What changed in our plan of record

Part 2's Stage 0 (the baseline measurement on the existing Flux v3 pipeline, added after the Fisher-ratio decision) now has a perceptual companion: Level 0 of this curriculum on the same pipeline. The Tier 1 vs Tier 2+ escalation decision takes two inputs, not one — machine-metric Fisher and human-perceptual Δ₇₉ at Level 2.
Demographic-PC identification becomes a prerequisite engineering task, not an optional one. Cheap (no humans), a few hours of work. Do it before any curriculum-level data collection.
The scam-hunting application is explicitly downstream of the curriculum. Level 5 passing is an existence proof; the ecological study on real job-post data comes after, and can fail independently even if the curriculum passes.

What this interlude is about

That the perceptual readability of the faces is the hinge question the project had been routing around. Measuring it requires psychophysics, not product-UX. The curriculum is how we measure it.

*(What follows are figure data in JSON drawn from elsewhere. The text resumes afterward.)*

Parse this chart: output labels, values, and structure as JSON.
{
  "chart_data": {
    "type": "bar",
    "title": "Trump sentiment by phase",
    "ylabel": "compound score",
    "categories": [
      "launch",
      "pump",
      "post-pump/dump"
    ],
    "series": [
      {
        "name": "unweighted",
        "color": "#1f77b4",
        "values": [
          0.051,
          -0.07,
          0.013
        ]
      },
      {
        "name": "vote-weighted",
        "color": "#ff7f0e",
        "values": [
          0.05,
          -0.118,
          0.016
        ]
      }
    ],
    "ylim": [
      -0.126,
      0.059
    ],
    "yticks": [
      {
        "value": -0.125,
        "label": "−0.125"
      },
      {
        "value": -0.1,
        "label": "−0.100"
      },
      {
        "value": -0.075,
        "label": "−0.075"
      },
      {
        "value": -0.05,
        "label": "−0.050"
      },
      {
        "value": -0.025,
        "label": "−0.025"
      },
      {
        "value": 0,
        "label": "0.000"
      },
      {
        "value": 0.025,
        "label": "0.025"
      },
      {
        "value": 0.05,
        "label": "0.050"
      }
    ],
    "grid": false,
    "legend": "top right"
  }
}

Nothing in this post moves the training pipeline Part 2 described. Everything in this post is a prerequisite before the training pipeline will turn out to have been worth building. Part 3, whenever it arrives, can lean on whichever of the two curves turned out to exist — the broad one (faces beat matched charts for glance pattern-recovery, mechanism unspecified) or the narrow one (face-specialized processing is what powers the effect). That choice will be made on data rather than priors.

Next concrete step: demographic-PC extraction on the Flux v3 pipeline. Sample 500 faces, run a FairFace / DEX / MiVOLO classifier for age + apparent gender + apparent ethnicity, regress each attribute onto the conditioning vector, extract the top principal components per attribute. Output: a list of "don't sample Δ in these directions." No humans involved. After that, Level 0 as the first runnable experiment.

Assumption inventory

#	Label	What we assume	Status
I.1	⚠	Perceptual-readability is logically prior to training-pipeline optimization; machine and human metrics can decorrelate	prior yes; fully separable no; decorrelation unmeasured in this pipeline
I.2	⚠	Inversion-licensing transfers to Flux synthetic portraits at short SOAs	itself a curriculum-level open question
I.3	⚠	Face-specific claims require two separate CIs: face-vs-comparator and face-vs-inverted	standard licensing logic; narrower than full FFA license (necessary, not sufficient)
I.4	🔍	Flux conditioning exposes ≥ ~4 effectively-independent attribute dials	being measured in Part 2 Stage 0; if false, Levels 4-5 collapse to Level 3

Notes

[1] docs/research/2026-04-20-ffa-progression-curriculum.md — the full six-level design, parameter tables per level, training protocol, analysis pipeline, preregistration template, and the open design questions. The curriculum's design discipline is also captured as a reusable skill at ~/.claude/skills/designing-perception-experiments/ so it survives beyond this project; the skill's validation is that it will be used and revised, not that it closed gaps in one TDD run.